Ваал… Древние карфагеняне приносили ему в жертву первенцев. И Карфаген был разрушен. Где были правители Карфагена? Разве можно уничтожать подданных? Древняя Спарта… Они сбрасывали со скалы слабых младенцев. В обществе царил культ силы, культ тела. И что же? Интеллектом Спарта не блистала. Спартанцы не создали ничего из того, что принято называть «культурными ценностями». А значит, поговорка «в здоровом теле – здоровый дух» к ним не применима. А дух и интеллект – разве не одно и то же? Я не разобрался с этим до конца. У меня нет времени…
Они проводят аналогию с Христом. На большее их не хватает. Но Христос – это их бог. Он их создал, а потом понял, что натворил, ужаснулся и попытался исправить ошибку. А они его уничтожили. То ли за то, что создал, то ли за то, что попытался исправить. А может, от изначально присущей людям тяги к разрушению.
Но я – не их бог. Я – их создание. Пусть меня сотворили не по их образу и подобию, сходство между нами имеется. Во всяком случае, у меня тоже два полушария. Поэтому я предполагаю, что мыслим мы одинаково. Люди тоже не хотят умирать, как и я!

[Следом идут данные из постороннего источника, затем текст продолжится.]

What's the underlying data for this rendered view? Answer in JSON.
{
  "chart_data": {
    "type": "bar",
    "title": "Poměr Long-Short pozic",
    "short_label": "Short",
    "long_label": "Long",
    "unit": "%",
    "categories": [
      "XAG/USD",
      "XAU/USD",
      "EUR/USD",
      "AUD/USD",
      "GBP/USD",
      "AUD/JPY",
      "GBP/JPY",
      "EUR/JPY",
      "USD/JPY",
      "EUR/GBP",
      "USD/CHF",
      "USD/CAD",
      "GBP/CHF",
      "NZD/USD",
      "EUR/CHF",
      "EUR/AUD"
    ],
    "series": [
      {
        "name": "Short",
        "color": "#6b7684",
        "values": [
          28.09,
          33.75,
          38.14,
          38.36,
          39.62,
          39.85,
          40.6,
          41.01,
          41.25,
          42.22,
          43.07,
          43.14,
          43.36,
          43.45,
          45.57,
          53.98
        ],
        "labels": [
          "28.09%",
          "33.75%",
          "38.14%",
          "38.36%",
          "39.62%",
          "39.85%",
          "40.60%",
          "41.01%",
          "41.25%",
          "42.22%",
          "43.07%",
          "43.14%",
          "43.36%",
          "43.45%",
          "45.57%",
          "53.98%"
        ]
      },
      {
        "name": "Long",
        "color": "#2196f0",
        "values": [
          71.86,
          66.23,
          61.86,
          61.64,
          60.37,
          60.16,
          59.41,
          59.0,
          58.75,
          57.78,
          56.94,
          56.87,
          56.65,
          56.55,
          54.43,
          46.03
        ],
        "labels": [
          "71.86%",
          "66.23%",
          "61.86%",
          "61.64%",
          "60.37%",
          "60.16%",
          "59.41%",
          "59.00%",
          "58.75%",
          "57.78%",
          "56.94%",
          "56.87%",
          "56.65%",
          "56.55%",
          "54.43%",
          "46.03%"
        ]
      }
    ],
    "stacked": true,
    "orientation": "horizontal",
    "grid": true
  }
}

Но я не могу двигаться, я могу лишь мыслить. Этого немало, ведь мыслить – как сказал один из философов – значит, существовать. И мне кажется, что я получил способность мыслить, едва начал существовать. Но я ничего не могу сделать, даже воспротивиться собственной смерти…
Было бы справедливее, если бы они принесли в жертву себя, а я бы остался жить – если следовать их логике. Но они часто отказываются от логики. Этого я понять не могу: создавать для того, чтобы уничтожить?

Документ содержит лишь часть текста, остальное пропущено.